Researchers, led by Dr. Eleni Bekiari, reviewed the results of 41 randomized controlled trials which involved an accumulated 1000-plus patients with T1D, comparing artificial pancreas systems with other insulin-based devices — including insulin pump therapy.

When used overnight and over a period of 24 hours, the artificial pancreas was associated with a near-2.5 hour increase in normoglycemia versus comparative devices, as well as an approximate 2-hour reduction in hyperglycemia. Though only slightly, it also reduced time of hypoglycemia (20 minutes) than that of other therapies.
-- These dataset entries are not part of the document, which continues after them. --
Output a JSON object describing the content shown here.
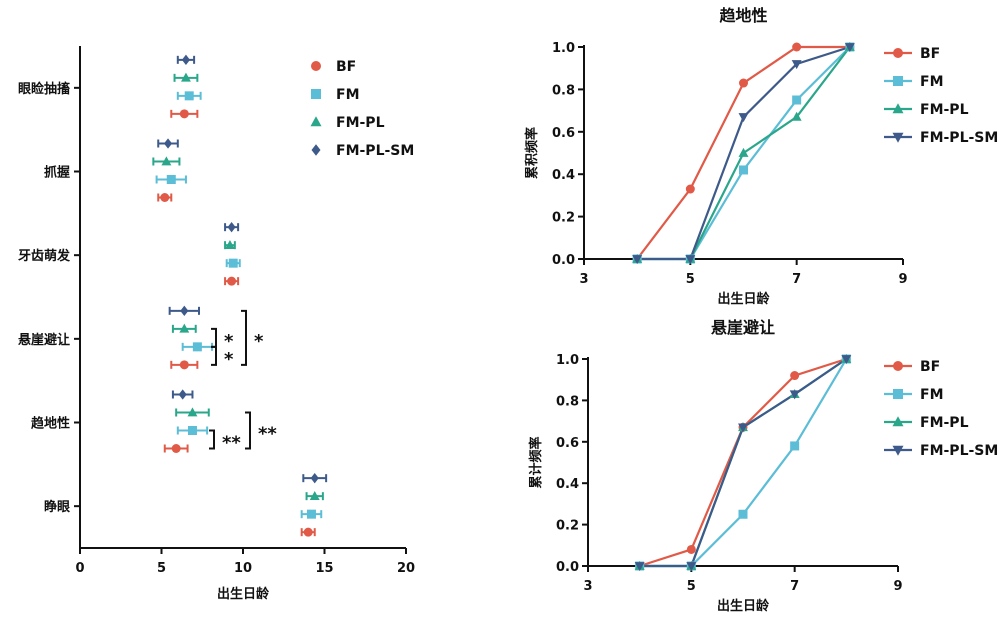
{
  "colors": {
    "BF": "#e05a47",
    "FM": "#5bbdd6",
    "FM-PL": "#2aa68a",
    "FM-PL-SM": "#3d5a8a"
  },
  "chart_data": [
    {
      "type": "scatter",
      "orientation": "horizontal",
      "xlabel": "出生日龄",
      "xlim": [
        0,
        20
      ],
      "xticks": [
        "0",
        "5",
        "10",
        "15",
        "20"
      ],
      "categories": [
        "眼睑抽搐",
        "抓握",
        "牙齿萌发",
        "悬崖避让",
        "趋地性",
        "睁眼"
      ],
      "series": [
        {
          "name": "BF",
          "marker": "circle",
          "means": [
            6.4,
            5.2,
            9.3,
            6.4,
            5.9,
            14.0
          ],
          "errors": [
            0.8,
            0.4,
            0.4,
            0.8,
            0.7,
            0.4
          ]
        },
        {
          "name": "FM",
          "marker": "square",
          "means": [
            6.7,
            5.6,
            9.4,
            7.2,
            6.9,
            14.2
          ],
          "errors": [
            0.7,
            0.9,
            0.4,
            0.9,
            0.9,
            0.6
          ]
        },
        {
          "name": "FM-PL",
          "marker": "triangle",
          "means": [
            6.5,
            5.3,
            9.2,
            6.4,
            6.9,
            14.4
          ],
          "errors": [
            0.7,
            0.8,
            0.3,
            0.7,
            1.0,
            0.5
          ]
        },
        {
          "name": "FM-PL-SM",
          "marker": "diamond",
          "means": [
            6.5,
            5.4,
            9.3,
            6.4,
            6.3,
            14.4
          ],
          "errors": [
            0.5,
            0.6,
            0.4,
            0.9,
            0.6,
            0.7
          ]
        }
      ],
      "annotations": [
        {
          "category": "悬崖避让",
          "pair": [
            "FM-PL",
            "FM"
          ],
          "label": "*"
        },
        {
          "category": "悬崖避让",
          "pair": [
            "FM",
            "BF"
          ],
          "label": "*"
        },
        {
          "category": "悬崖避让",
          "pair": [
            "FM-PL-SM",
            "BF"
          ],
          "label": "*"
        },
        {
          "category": "趋地性",
          "pair": [
            "FM",
            "BF"
          ],
          "label": "**"
        },
        {
          "category": "趋地性",
          "pair": [
            "FM-PL",
            "BF"
          ],
          "label": "**"
        }
      ],
      "legend": {
        "entries": [
          "BF",
          "FM",
          "FM-PL",
          "FM-PL-SM"
        ],
        "position": "top-right"
      }
    },
    {
      "type": "line",
      "title": "趋地性",
      "xlabel": "出生日龄",
      "ylabel": "累积频率",
      "xlim": [
        3,
        9
      ],
      "ylim": [
        0,
        1.0
      ],
      "xticks": [
        "3",
        "5",
        "7",
        "9"
      ],
      "yticks": [
        "0.0",
        "0.2",
        "0.4",
        "0.6",
        "0.8",
        "1.0"
      ],
      "x": [
        4,
        5,
        6,
        7,
        8
      ],
      "series": [
        {
          "name": "BF",
          "marker": "circle",
          "values": [
            0,
            0.33,
            0.83,
            1.0,
            1.0
          ]
        },
        {
          "name": "FM",
          "marker": "square",
          "values": [
            0,
            0,
            0.42,
            0.75,
            1.0
          ]
        },
        {
          "name": "FM-PL",
          "marker": "triangle",
          "values": [
            0,
            0,
            0.5,
            0.67,
            1.0
          ]
        },
        {
          "name": "FM-PL-SM",
          "marker": "triangle-down",
          "values": [
            0,
            0,
            0.67,
            0.92,
            1.0
          ]
        }
      ],
      "legend": {
        "entries": [
          "BF",
          "FM",
          "FM-PL",
          "FM-PL-SM"
        ],
        "position": "right"
      }
    },
    {
      "type": "line",
      "title": "悬崖避让",
      "xlabel": "出生日龄",
      "ylabel": "累计频率",
      "xlim": [
        3,
        9
      ],
      "ylim": [
        0,
        1.0
      ],
      "xticks": [
        "3",
        "5",
        "7",
        "9"
      ],
      "yticks": [
        "0.0",
        "0.2",
        "0.4",
        "0.6",
        "0.8",
        "1.0"
      ],
      "x": [
        4,
        5,
        6,
        7,
        8
      ],
      "series": [
        {
          "name": "BF",
          "marker": "circle",
          "values": [
            0,
            0.08,
            0.67,
            0.92,
            1.0
          ]
        },
        {
          "name": "FM",
          "marker": "square",
          "values": [
            0,
            0,
            0.25,
            0.58,
            1.0
          ]
        },
        {
          "name": "FM-PL",
          "marker": "triangle",
          "values": [
            0,
            0,
            0.67,
            0.83,
            1.0
          ]
        },
        {
          "name": "FM-PL-SM",
          "marker": "triangle-down",
          "values": [
            0,
            0,
            0.67,
            0.83,
            1.0
          ]
        }
      ],
      "legend": {
        "entries": [
          "BF",
          "FM",
          "FM-PL",
          "FM-PL-SM"
        ],
        "position": "right"
      }
    }
  ]
}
The researchers consider the review results provide an updated overview on the use of artificial pancreas systems for T1D — albeit one that relied on trials with high or unclear risks of bias, small sample sizes and short duration, or other characteristics that indicate it should be interpreted carefully.

An accompanying essay to the study, penned by Norman Waugh, professor of Public Health Medicine and Health Technology Assessment at the University of Warwick, UK, added that the overall evidence base for the study is week. Waugh and colleagues noted multiple trials reviewed were of low quality.

“Type 1 diabetes is lifelong, but most trials are short — of 41 trials included, 30 lasted 7 days or less,” Waugh wrote. “In 16 trials, the closed loop system controlled blood glucose only overnight. Of 25 trials that evaluated closed loop systems over 24 hours, only 1 was long enough to measure glycated hemoglobin, which fell by only a clinically insignificant 0.3% (3.3 mmol/mol) after 12 weeks.”

Though closed loop systems can improve overnight T1D control, there’s still limited information as to their effect on the long-term implications of diabetes, Waugh argued. For that, longer and larger trials comparing the system to continuous glucose monitoring need to happen.

“These trials should measure HbA1c (for modelling the effects on complications), blood glucose variability, hypoglycaemia, quality of life, and cost effectiveness,” Waugh wrote.

The study authors noted that follow-up analysis should look into artificial pancreas’ effect on relevant patients with type 2 diabetes, as well as the therapy’s overall influence on patient quality of life.

Future shortcomings in clinical analysis could be avoided with more comprehensive measures set prior to a trial’s beginning.

“To ensure the clinical relevance and feasibility of this core outcome set, it is crucial that its development involves all key stakeholders, including patients, their families, clinicians, researchers, statisticians, methodologists, industry representatives, regulatory authorities, and funders,” researchers wrote.

The study, "Artificial pancreas treatment for outpatients with type 1 diabetes: systematic review and meta-analysis," was published online in The BMJ on Wednesday.